Um ponto interessante quando do estabelecimento da leitura silenciosa é que os escribas começaram, visando atingir uma maior concentração nos estudos, a reduzir ainda mais a oralidade nas suas relações. Para não causar incômodos, na sala de leitura a comunicação passou a ser por meio de gestos, como explica Alberto Manguel em Uma história da leitura: “Se queria um novo livro para copiar, o escriba virava páginas imaginárias; se precisava especificamente de um Livro dos salmos, colocava as mãos sobre a cabeça, em forma de coroa (referência ao rei Davi); um lecionário era indicado enxugando-se a cera imaginária de velas; um missal, pelo sinal da cruz; uma obra pagã, pelo gesto de coçar-se como um cachorro”, explica.

Outra curiosidade, esta descrita em A aventura do livro, de Roger Chartier, é que, mesmo depois disso, a leitura ainda não se tornou completamente silenciosa: “Os primeiros textos que impunham silêncio não datam senão dos séculos 13 e 14. É apenas nesse momento que, entre os leitores, começam a ser numerosos aqueles que podem ler sem ‘ruminar’, sem ler em voz alta para eles mesmos a fim de compreender o texto (...) Pode-se então supor que antes, nas scriptoria monásticas ou nas bibliotecas das primeiras universidades, ouvia-se um rumor, produzido por essas leituras murmuradas, que os latinos chamavam de ruminatio”, relata o historiador.

Para Ribeiro, vocalizar ou não as palavras é o menor dos problemas da leitura na contemporaneidade. “Existem duas leituras silenciosas atualmente: a leitura reflexiva e a ‘do computador’, que não é atenta. A leitura de boca fechada não quer dizer que é de alta concentração. O aluno tem dificuldade de fazer essa leitura interior, de extrair uma compreensão profunda do texto, como se buscava na Idade Média. Perdemos a capacidade de fazer uma leitura concentrada, é só silenciosa, mas mesmo assim, ruidosa.”

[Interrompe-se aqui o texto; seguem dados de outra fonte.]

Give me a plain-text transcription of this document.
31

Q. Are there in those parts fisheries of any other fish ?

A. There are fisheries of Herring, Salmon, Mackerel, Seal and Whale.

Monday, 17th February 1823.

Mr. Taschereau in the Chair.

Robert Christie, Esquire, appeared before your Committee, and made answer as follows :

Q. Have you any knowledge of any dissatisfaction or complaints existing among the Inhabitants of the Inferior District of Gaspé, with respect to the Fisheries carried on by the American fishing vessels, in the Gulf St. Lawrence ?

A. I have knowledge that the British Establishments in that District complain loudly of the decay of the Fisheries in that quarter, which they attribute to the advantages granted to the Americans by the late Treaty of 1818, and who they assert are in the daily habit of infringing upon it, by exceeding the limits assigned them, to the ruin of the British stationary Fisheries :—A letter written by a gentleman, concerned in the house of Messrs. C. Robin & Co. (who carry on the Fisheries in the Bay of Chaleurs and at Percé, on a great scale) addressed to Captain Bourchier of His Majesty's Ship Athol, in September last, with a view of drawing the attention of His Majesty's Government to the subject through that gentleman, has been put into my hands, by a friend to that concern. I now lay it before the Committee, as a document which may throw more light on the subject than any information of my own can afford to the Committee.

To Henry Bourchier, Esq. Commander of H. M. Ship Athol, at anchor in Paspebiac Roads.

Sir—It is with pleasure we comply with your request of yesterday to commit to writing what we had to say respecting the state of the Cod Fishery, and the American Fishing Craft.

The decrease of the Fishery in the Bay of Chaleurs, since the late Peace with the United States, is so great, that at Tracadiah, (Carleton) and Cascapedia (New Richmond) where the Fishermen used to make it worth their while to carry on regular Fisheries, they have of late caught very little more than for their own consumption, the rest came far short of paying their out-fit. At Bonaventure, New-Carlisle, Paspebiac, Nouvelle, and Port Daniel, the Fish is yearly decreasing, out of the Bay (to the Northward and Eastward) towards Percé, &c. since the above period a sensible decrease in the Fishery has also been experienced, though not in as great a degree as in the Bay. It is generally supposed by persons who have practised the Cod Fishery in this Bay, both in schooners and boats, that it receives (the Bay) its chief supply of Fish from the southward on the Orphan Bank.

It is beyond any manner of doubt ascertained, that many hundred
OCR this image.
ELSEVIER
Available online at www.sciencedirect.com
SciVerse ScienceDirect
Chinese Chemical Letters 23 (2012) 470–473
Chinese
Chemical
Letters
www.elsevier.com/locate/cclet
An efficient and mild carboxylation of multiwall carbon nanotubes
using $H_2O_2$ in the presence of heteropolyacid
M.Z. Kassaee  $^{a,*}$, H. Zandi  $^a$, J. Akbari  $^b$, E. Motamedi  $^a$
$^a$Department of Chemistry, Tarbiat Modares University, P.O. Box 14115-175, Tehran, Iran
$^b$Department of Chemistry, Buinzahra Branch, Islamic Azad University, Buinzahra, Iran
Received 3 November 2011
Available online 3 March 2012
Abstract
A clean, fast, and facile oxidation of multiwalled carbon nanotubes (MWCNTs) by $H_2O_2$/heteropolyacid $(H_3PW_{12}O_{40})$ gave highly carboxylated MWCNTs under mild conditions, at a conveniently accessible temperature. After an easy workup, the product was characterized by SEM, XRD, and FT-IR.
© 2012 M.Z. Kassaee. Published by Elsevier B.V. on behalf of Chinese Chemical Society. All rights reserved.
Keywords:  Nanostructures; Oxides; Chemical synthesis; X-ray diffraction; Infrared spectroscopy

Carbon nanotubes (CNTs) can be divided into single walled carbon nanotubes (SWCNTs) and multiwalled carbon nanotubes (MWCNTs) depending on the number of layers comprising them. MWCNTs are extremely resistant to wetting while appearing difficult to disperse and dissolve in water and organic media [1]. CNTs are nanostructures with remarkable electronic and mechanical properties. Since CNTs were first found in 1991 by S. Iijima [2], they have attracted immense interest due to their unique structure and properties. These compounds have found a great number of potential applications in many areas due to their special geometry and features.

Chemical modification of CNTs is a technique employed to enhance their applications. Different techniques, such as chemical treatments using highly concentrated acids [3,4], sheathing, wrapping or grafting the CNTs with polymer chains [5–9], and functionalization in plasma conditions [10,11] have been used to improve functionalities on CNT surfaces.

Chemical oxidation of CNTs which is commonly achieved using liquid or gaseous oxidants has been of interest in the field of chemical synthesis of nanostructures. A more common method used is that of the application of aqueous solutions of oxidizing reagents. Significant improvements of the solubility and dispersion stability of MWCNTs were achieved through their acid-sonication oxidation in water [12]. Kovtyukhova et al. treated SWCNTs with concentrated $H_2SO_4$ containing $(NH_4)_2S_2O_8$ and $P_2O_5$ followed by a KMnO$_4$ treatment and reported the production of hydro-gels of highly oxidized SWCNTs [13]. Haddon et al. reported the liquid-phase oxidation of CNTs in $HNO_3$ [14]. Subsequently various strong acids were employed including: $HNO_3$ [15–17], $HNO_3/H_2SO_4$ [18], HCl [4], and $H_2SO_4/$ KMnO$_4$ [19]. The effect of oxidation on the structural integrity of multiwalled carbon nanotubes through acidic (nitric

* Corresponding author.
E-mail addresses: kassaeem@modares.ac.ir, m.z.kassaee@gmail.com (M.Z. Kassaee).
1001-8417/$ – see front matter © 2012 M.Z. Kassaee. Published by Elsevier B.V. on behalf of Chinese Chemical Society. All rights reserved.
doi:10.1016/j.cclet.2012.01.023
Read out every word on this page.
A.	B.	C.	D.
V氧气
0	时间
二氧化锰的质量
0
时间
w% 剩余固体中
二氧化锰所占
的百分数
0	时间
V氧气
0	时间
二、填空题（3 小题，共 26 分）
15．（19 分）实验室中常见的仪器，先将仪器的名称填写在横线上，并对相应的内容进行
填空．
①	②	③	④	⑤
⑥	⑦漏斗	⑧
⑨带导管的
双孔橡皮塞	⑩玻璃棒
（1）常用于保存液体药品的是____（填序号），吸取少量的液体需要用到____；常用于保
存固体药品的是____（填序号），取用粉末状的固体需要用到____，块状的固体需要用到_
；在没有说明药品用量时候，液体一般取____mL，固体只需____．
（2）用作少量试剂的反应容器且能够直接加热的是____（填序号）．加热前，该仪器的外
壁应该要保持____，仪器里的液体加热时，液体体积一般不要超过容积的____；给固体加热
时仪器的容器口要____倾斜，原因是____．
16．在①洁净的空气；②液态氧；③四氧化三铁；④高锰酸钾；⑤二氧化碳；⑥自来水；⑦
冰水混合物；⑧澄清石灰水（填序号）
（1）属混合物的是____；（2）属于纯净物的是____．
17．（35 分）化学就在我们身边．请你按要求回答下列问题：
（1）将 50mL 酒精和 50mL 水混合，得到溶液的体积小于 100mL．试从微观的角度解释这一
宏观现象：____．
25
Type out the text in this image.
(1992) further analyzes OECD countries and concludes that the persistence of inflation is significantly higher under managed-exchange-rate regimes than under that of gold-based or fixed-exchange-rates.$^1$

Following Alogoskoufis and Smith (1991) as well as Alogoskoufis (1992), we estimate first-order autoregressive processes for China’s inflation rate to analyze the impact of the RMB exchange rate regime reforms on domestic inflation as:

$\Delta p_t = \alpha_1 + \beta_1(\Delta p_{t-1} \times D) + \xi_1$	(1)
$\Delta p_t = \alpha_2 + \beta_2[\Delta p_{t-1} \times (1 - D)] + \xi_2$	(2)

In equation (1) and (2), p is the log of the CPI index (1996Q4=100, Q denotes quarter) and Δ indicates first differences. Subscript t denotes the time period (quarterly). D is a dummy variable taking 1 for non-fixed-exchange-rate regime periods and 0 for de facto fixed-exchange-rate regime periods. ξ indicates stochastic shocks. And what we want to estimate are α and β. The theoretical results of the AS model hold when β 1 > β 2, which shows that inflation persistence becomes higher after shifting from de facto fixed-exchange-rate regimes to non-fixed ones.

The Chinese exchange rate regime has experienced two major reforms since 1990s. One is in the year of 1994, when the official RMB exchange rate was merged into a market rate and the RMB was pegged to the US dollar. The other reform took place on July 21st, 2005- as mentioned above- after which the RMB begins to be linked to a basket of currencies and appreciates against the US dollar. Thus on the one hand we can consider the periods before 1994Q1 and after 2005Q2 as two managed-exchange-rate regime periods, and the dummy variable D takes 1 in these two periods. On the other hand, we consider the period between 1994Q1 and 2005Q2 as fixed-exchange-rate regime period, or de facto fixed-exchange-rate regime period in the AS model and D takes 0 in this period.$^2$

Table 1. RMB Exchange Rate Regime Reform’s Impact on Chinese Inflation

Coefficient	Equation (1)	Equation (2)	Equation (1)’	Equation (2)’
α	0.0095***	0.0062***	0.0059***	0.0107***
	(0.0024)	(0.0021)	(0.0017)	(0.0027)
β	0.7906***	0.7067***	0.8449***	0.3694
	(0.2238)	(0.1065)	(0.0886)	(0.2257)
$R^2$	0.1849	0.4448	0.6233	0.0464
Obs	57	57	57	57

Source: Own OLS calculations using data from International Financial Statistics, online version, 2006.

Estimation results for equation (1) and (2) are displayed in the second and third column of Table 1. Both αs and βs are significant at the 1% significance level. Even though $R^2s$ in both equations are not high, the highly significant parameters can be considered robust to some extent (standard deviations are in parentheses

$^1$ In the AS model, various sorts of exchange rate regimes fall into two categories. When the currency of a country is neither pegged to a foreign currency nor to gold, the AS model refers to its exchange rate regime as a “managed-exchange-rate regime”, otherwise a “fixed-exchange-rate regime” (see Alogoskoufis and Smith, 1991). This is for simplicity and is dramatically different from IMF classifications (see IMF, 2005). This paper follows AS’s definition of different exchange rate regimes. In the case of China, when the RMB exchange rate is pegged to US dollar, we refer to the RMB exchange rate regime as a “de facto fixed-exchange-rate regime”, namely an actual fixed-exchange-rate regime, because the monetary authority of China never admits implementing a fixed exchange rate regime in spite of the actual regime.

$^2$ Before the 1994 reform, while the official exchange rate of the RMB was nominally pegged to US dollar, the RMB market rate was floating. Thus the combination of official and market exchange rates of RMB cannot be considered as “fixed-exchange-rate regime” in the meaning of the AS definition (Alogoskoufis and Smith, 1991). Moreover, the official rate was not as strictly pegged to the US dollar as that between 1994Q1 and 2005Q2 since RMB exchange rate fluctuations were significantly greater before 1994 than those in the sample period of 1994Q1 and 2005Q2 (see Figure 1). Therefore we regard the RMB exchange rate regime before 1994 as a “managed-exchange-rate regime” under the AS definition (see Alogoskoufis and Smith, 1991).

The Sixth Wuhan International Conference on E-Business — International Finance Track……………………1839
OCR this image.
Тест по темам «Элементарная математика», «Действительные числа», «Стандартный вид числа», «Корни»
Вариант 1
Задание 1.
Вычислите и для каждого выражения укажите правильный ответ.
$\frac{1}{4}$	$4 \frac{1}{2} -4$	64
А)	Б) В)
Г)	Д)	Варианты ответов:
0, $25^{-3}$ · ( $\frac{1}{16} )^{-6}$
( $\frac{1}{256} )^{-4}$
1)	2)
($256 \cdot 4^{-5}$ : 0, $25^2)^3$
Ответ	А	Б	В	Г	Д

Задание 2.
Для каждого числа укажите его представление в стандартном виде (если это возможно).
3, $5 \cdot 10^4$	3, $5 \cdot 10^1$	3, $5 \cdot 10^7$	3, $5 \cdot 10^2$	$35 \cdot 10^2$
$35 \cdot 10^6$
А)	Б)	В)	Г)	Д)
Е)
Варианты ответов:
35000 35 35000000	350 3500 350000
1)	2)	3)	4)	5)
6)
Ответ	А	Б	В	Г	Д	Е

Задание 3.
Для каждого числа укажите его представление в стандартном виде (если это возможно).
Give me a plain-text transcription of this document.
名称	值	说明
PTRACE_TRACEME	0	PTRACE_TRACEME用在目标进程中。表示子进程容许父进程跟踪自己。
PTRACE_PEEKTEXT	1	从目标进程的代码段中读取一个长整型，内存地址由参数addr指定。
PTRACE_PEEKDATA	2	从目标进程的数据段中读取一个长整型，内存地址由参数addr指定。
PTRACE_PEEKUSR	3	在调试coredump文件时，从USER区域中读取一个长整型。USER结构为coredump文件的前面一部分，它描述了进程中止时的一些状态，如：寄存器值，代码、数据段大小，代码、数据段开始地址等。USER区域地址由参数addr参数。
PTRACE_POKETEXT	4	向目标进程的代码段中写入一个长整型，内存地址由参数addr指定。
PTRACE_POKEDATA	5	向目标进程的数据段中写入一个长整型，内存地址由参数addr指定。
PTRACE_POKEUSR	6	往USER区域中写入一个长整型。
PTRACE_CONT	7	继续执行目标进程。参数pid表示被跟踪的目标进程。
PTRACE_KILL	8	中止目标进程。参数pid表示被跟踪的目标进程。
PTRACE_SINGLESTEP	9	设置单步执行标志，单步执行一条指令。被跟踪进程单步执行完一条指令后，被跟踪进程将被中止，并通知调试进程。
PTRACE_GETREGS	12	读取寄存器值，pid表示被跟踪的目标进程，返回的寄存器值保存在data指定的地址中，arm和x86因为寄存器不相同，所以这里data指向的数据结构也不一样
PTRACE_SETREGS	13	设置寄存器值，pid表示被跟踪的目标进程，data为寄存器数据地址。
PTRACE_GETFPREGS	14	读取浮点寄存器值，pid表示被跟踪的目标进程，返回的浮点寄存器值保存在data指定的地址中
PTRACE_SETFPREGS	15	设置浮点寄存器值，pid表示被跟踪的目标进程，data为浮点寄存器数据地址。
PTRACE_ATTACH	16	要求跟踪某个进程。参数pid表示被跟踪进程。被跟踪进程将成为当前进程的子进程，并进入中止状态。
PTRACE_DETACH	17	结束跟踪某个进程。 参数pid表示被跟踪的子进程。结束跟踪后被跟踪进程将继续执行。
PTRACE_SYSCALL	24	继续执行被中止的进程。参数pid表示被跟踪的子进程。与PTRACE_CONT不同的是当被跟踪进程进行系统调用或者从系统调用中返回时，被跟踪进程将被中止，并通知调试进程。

Sejam quais tenham sido as motivações para que se desenvolvesse, ou os entraves para que não viesse a se popularizar, a leitura silenciosa ainda tem no relato de Santo Agostinho a descrição mais misteriosa – tanto quando se espanta, como quando, de certa maneira, dessacraliza os estímulos do seu mestre enquanto pratica o ato curioso: “Lia em silêncio (...), talvez para evitar que algum ouvinte, suspenso e atento à leitura, encontrando alguma passagem obscura, pedisse explicações, ou o obrigasse a dissertar sobre questões difíceis. Gastaria o tempo em tais coisas, e impedido de ler todos os livros que desejava, embora fosse mais provável que lesse em silêncio para poupar a voz, que facilmente lhe enrouquecia”. Seria de uma simplicidade mística e assombrosa, se todo um alinhamento histórico que permitiu essa evolução pudesse ser substituído pela justificativa de que ficaríamos roucos se não lêssemos... em silêncio.